BYD Sealion 7, SUV premium yang jadi pelengkap line up BYD Indonesia. (IDN Times/Dheri Agriesta).

Intinya sih...

  • Harga EV masih mahal, ekonomi makro belum pulih

  • Insentif bukan solusi permanen

  • Tumpang tindih regulasi investasi

Disclaimer: This summary was created using Artificial Intelligence (AI)

Jakarta, IDN Times - Pemerintahan Presiden Prabowo Subianto-Gibran Rakabuming Raka bakal genap berusia setahun pada 20 Oktober 2025. Berbagai program telah digulirkan, seperti Program Makan Bergizi Gratis, Program Cek Kesehatan Gratis (CKG), Koperasi Desa Merah Putih, hingga Program Sekolah Rakyat. Selain itu, Prabowo-Gibran juga melanjutkan program untuk mempercepat penetrasi kendaraan listrik di tanah air.

Pemerintah, misalnya, telah memperpanjang insentif pajak untuk mobil listrik dan hybrid. Kebijakan ini tertuang dalam Peraturan Menteri Keuangan (PMK) Nomor 12 Tahun 2025, yang mulai berlaku sejak 4 Februari 2025. Dengan aturan ini, mobil listrik dengan Tingkat Komponen Produk Dalam Negeri (TKPDN) 40 persen mendapat insentif sebesar 10 persen dari harga jual dan mobil hybrid mendapat insentif insentif PPnBM sebesar 3 persen dari harga jual.

Untuk mendukung program insentif kendaraan listrik tersebut, Prabowo-Gibran telah menyiapkan dana sebesar Rp 6,16 triliun. Semua demi mencapai target 2 juta unit mobil listrik dan 13 juta unit motor listrik di Indonesia pada 2030 mendatang. Sayangnya, target tersebut masih jauh dari kenyataan. Sebab, menurut Kementerian Perindustrian, populasi kendaraan listrik (KBLBB) per Juni 2025 baru 274.802 unit. Dari angka itu, mobil listrik hanya berkontribusi sekitar 77.277 unit.

"Serapan terasa masih sangat jauh di bawah angka target per tahun untuk mencapai angka impian itu. Untuk mencapainya berarti harus bisa gabungan APM EV jual 76 ribu BEV dan lebih dari 300 ribu sepeda motor listrik setiap tahunnya mulai 2026 hingga 2030," kata Pakar Otomotif dari Institut Teknologi Bandung (ITB), Yannes Martinus Pasaribu, melalui pesan tertulis kepada IDN Times, Jumat (17/10/2025).

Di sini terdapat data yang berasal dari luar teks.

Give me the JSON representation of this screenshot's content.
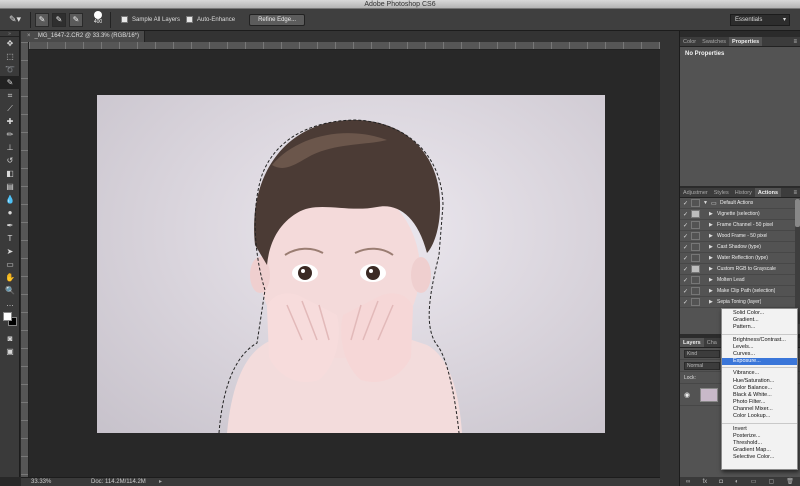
{
  "app": {
    "title": "Adobe Photoshop CS6"
  },
  "options": {
    "brush_size": "400",
    "sample_all_layers": "Sample All Layers",
    "auto_enhance": "Auto-Enhance",
    "refine_edge": "Refine Edge...",
    "workspace": "Essentials"
  },
  "document": {
    "tab_title": "_MG_1647-2.CR2 @ 33.3% (RGB/16*)",
    "zoom": "33.33%",
    "doc_size": "Doc: 114.2M/114.2M"
  },
  "properties_panel": {
    "tabs": [
      "Color",
      "Swatches",
      "Properties"
    ],
    "active_tab": "Properties",
    "content": "No Properties"
  },
  "actions_panel": {
    "tabs": [
      "Adjustmer",
      "Styles",
      "History",
      "Actions"
    ],
    "active_tab": "Actions",
    "set_name": "Default Actions",
    "items": [
      "Vignette (selection)",
      "Frame Channel - 50 pixel",
      "Wood Frame - 50 pixel",
      "Cast Shadow (type)",
      "Water Reflection (type)",
      "Custom RGB to Grayscale",
      "Molten Lead",
      "Make Clip Path (selection)",
      "Sepia Toning (layer)"
    ]
  },
  "layers_panel": {
    "tabs": [
      "Layers",
      "Cha"
    ],
    "kind": "Kind",
    "blend_mode": "Normal",
    "lock_label": "Lock:"
  },
  "adjustment_menu": {
    "highlighted": "Exposure...",
    "groups": [
      [
        "Solid Color...",
        "Gradient...",
        "Pattern..."
      ],
      [
        "Brightness/Contrast...",
        "Levels...",
        "Curves...",
        "Exposure..."
      ],
      [
        "Vibrance...",
        "Hue/Saturation...",
        "Color Balance...",
        "Black & White...",
        "Photo Filter...",
        "Channel Mixer...",
        "Color Lookup..."
      ],
      [
        "Invert",
        "Posterize...",
        "Threshold...",
        "Gradient Map...",
        "Selective Color..."
      ]
    ]
  },
  "tools": [
    "move-tool",
    "marquee-tool",
    "lasso-tool",
    "quick-selection-tool",
    "crop-tool",
    "eyedropper-tool",
    "spot-healing-tool",
    "brush-tool",
    "clone-stamp-tool",
    "history-brush-tool",
    "eraser-tool",
    "gradient-tool",
    "blur-tool",
    "dodge-tool",
    "pen-tool",
    "type-tool",
    "path-selection-tool",
    "rectangle-tool",
    "hand-tool",
    "zoom-tool"
  ],
  "colors": {
    "foreground": "#ffffff",
    "background": "#000000",
    "menu_highlight": "#3a76d9"
  }
}
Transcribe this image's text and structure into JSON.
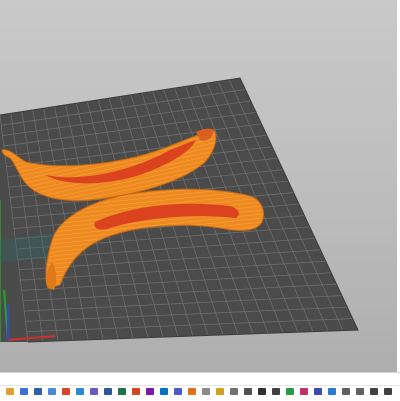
{
  "app": {
    "view": "3d-slicer-preview",
    "model": "two-bananas"
  },
  "colors": {
    "background_top": "#c9c9c9",
    "background_bottom": "#aeaeae",
    "bed": "#4b4b4b",
    "grid_line": "#6d6d6d",
    "model_outer": "#ee8a20",
    "model_edge": "#c86a10",
    "model_inner": "#d83a1e",
    "axis_x": "#d2302a",
    "axis_y": "#2aa02a",
    "axis_z": "#2a4ad2"
  },
  "taskbar": {
    "icons": [
      {
        "name": "file-explorer-icon",
        "color": "#e0a030"
      },
      {
        "name": "browser-icon",
        "color": "#3a6fd8"
      },
      {
        "name": "mail-icon",
        "color": "#2b5fa8"
      },
      {
        "name": "store-icon",
        "color": "#4a88d8"
      },
      {
        "name": "chrome-icon",
        "color": "#d8452b"
      },
      {
        "name": "edge-icon",
        "color": "#2a8ad0"
      },
      {
        "name": "photos-icon",
        "color": "#6a5ac8"
      },
      {
        "name": "word-icon",
        "color": "#2b579a"
      },
      {
        "name": "excel-icon",
        "color": "#217346"
      },
      {
        "name": "powerpoint-icon",
        "color": "#d24726"
      },
      {
        "name": "onenote-icon",
        "color": "#7719aa"
      },
      {
        "name": "outlook-icon",
        "color": "#0072c6"
      },
      {
        "name": "teams-icon",
        "color": "#5059c9"
      },
      {
        "name": "slicer-icon",
        "color": "#e07020"
      },
      {
        "name": "notepad-icon",
        "color": "#8a8a8a"
      },
      {
        "name": "paint-icon",
        "color": "#d0a020"
      },
      {
        "name": "settings-icon",
        "color": "#707070"
      },
      {
        "name": "calculator-icon",
        "color": "#505050"
      },
      {
        "name": "terminal-icon",
        "color": "#303030"
      },
      {
        "name": "camera-icon",
        "color": "#404040"
      },
      {
        "name": "maps-icon",
        "color": "#2a9a4a"
      },
      {
        "name": "music-icon",
        "color": "#c0306a"
      },
      {
        "name": "video-icon",
        "color": "#3a4ab0"
      },
      {
        "name": "security-icon",
        "color": "#2a7ad0"
      },
      {
        "name": "network-icon",
        "color": "#606060"
      },
      {
        "name": "volume-icon",
        "color": "#606060"
      },
      {
        "name": "clock-icon",
        "color": "#404040"
      },
      {
        "name": "notification-icon",
        "color": "#404040"
      }
    ]
  }
}
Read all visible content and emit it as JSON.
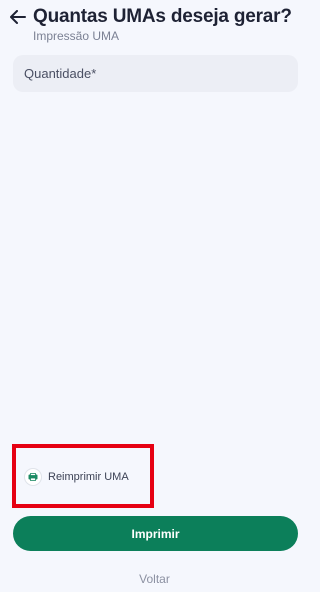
{
  "header": {
    "title": "Quantas UMAs deseja gerar?",
    "subtitle": "Impressão UMA",
    "back_icon": "arrow-left-icon"
  },
  "form": {
    "quantity_placeholder": "Quantidade*",
    "quantity_value": ""
  },
  "reprint": {
    "label": "Reimprimir UMA",
    "icon": "printer-icon",
    "highlight_color": "#e60012"
  },
  "actions": {
    "print_label": "Imprimir",
    "back_label": "Voltar"
  },
  "colors": {
    "background": "#f5f7fd",
    "primary": "#0c7f5a",
    "title": "#1e2234",
    "muted": "#7b8194"
  }
}
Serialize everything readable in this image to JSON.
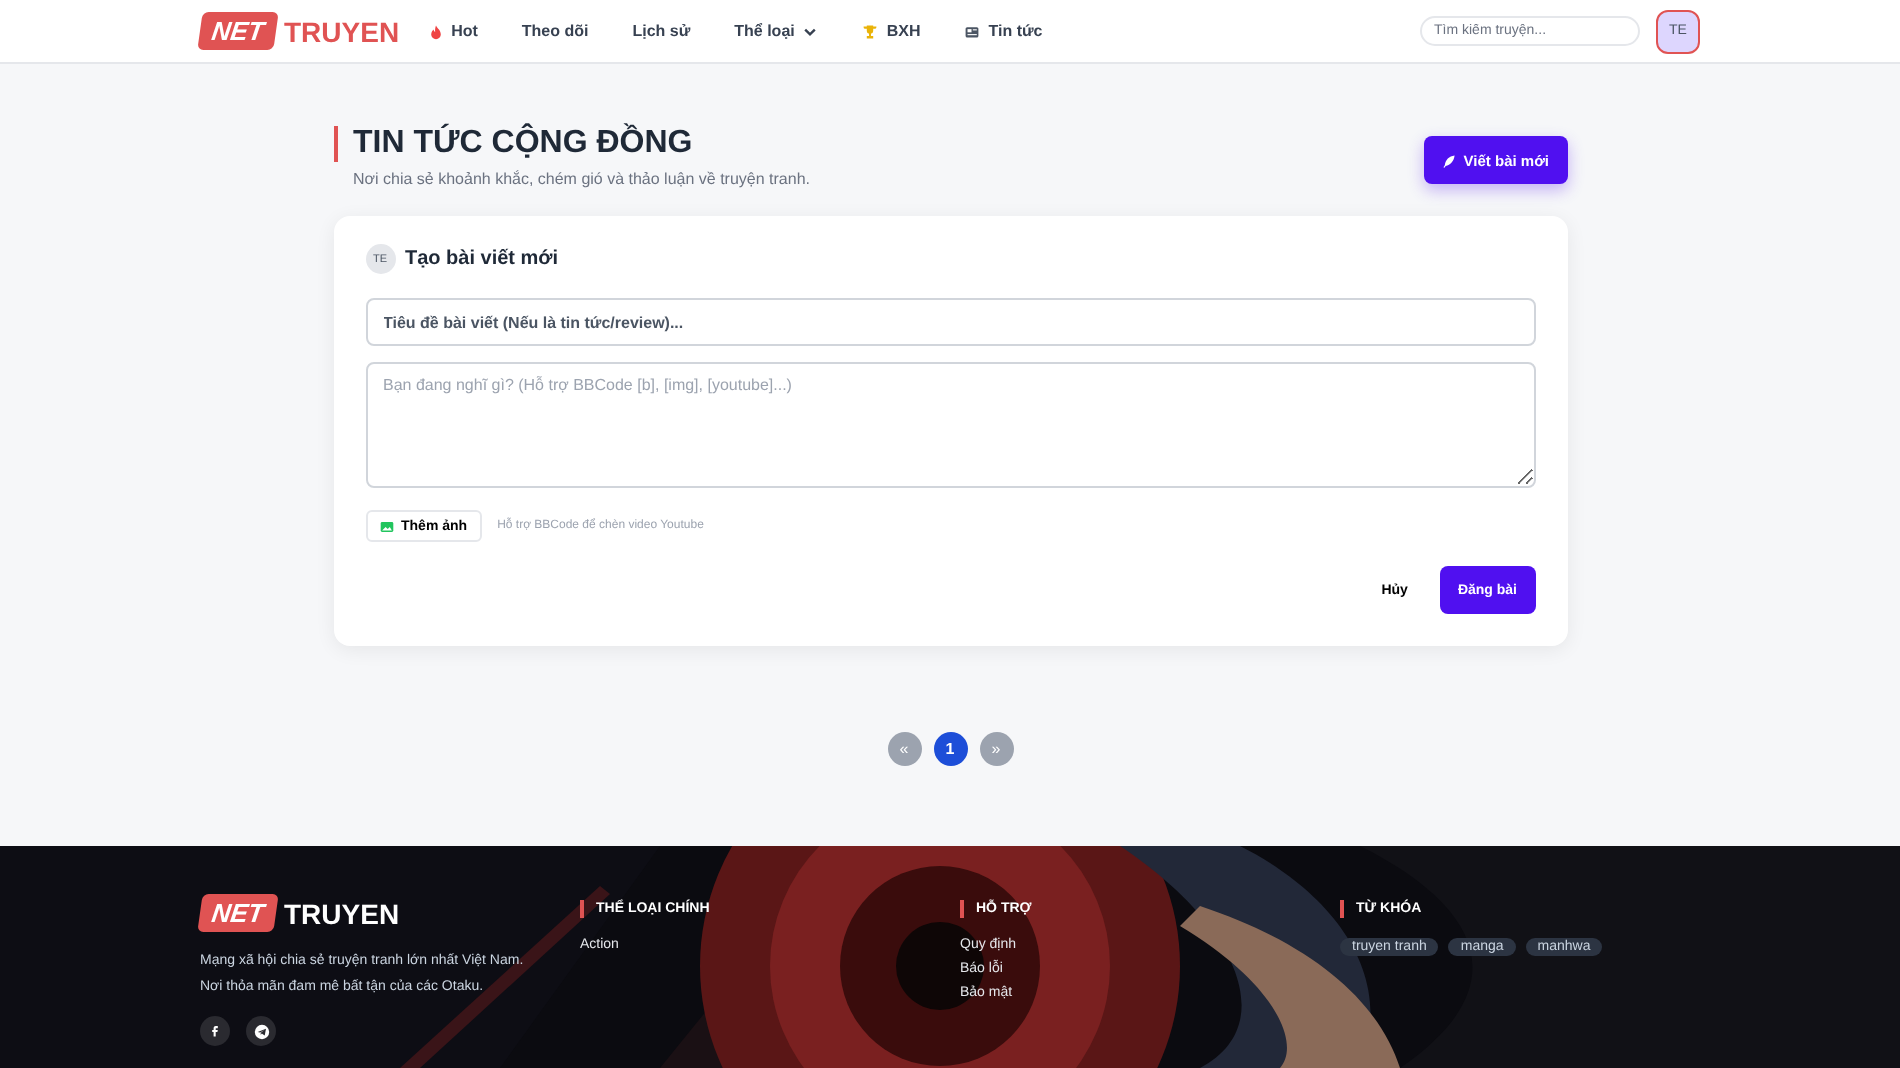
{
  "header": {
    "logo": {
      "badge": "NET",
      "text": "TRUYEN"
    },
    "nav": [
      {
        "label": "Hot"
      },
      {
        "label": "Theo dõi"
      },
      {
        "label": "Lịch sử"
      },
      {
        "label": "Thể loại"
      },
      {
        "label": "BXH"
      },
      {
        "label": "Tin tức"
      }
    ],
    "search": {
      "placeholder": "Tìm kiếm truyện..."
    },
    "avatar": "TE"
  },
  "page": {
    "title": "TIN TỨC CỘNG ĐỒNG",
    "subtitle": "Nơi chia sẻ khoảnh khắc, chém gió và thảo luận về truyện tranh.",
    "write_button": "Viết bài mới"
  },
  "composer": {
    "avatar": "TE",
    "heading": "Tạo bài viết mới",
    "title_field": {
      "placeholder": "Tiêu đề bài viết (Nếu là tin tức/review)..."
    },
    "body_field": {
      "placeholder": "Bạn đang nghĩ gì? (Hỗ trợ BBCode [b], [img], [youtube]...)"
    },
    "add_image": "Thêm ảnh",
    "hint": "Hỗ trợ BBCode để chèn video Youtube",
    "cancel": "Hủy",
    "submit": "Đăng bài"
  },
  "pagination": [
    {
      "label": "«",
      "selected": false
    },
    {
      "label": "1",
      "selected": true
    },
    {
      "label": "»",
      "selected": false
    }
  ],
  "footer": {
    "logo": {
      "badge": "NET",
      "text": "TRUYEN"
    },
    "about": [
      "Mạng xã hội chia sẻ truyện tranh lớn nhất Việt Nam.",
      "Nơi thỏa mãn đam mê bất tận của các Otaku."
    ],
    "socials": [
      {
        "kind": "facebook"
      },
      {
        "kind": "telegram"
      }
    ],
    "columns": [
      {
        "title": "THỂ LOẠI CHÍNH",
        "links": [
          "Action"
        ]
      },
      {
        "title": "HỖ TRỢ",
        "links": [
          "Quy định",
          "Báo lỗi",
          "Bảo mật"
        ]
      }
    ],
    "keywords": {
      "title": "TỪ KHÓA",
      "tags": [
        "truyen tranh",
        "manga",
        "manhwa"
      ]
    }
  }
}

Apa saja kendala yang harus segera diselesaikan Prabowo-Gibran untuk meningkatkan populasi mobil dan motor listrik di tanah air?

1. Harga EV masih terbilang mahal

Dapat menampung 5 unit mobil (Wuling)

Yannes Martinus mengatakan ada beberapa faktor yang membuat pasar kendaraan listrik di Indonesia belum sepenuhnya bergairah. Salah satu faktornya adalah harga mobil listrik yang masih terbilang mahal, melampaui daya beli segmen pasar terbesar di Indonesia.

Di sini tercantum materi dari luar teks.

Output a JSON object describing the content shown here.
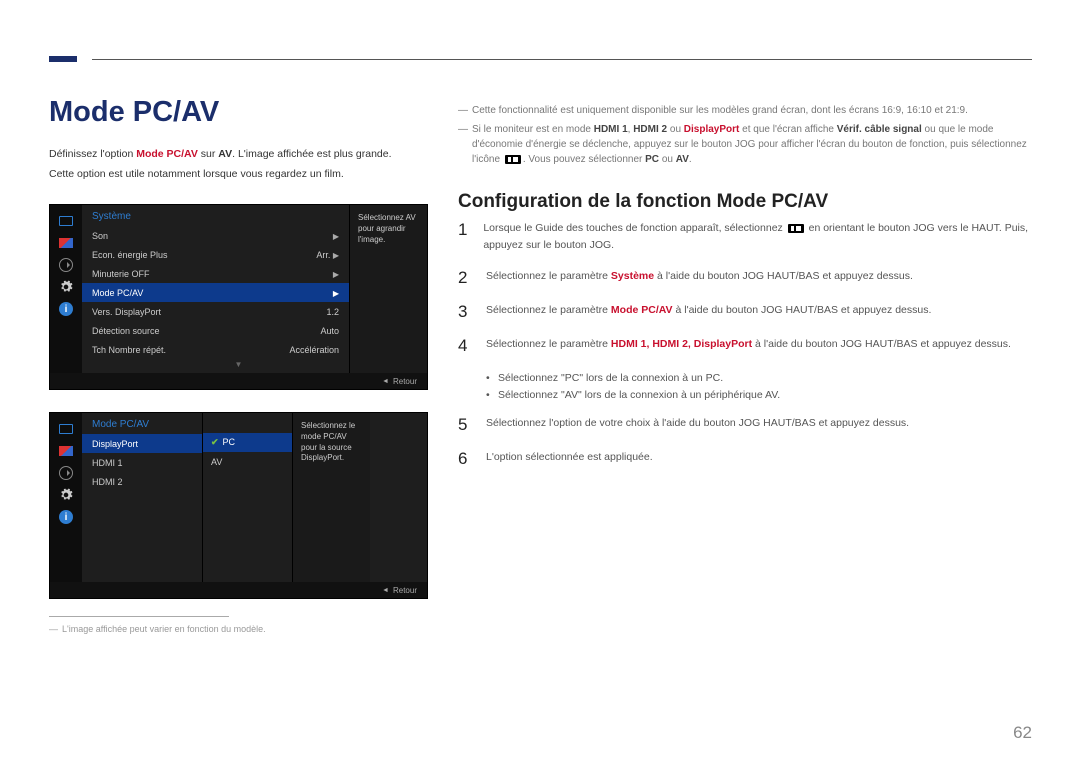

Saat ini, menurut Yannes, pangsa terbesar mobil di Indonesia berada di bawah Rp300 jutaan. Tak banyak pilihan mobil listrik yang dibanderol dengan harga segitu, di antaranya ada Wuling Air ev, BYD Atto 1, dan Vinfast VF3. Semuanya mobil-mobil imut dengan jarak tempuh dan fitur yang terbatas. Namun, daya beli konsumen di kelas ini justru sedang melemah, mereka terimbas kondisi ekonomi makro yang sedang tidak baik-baik saja.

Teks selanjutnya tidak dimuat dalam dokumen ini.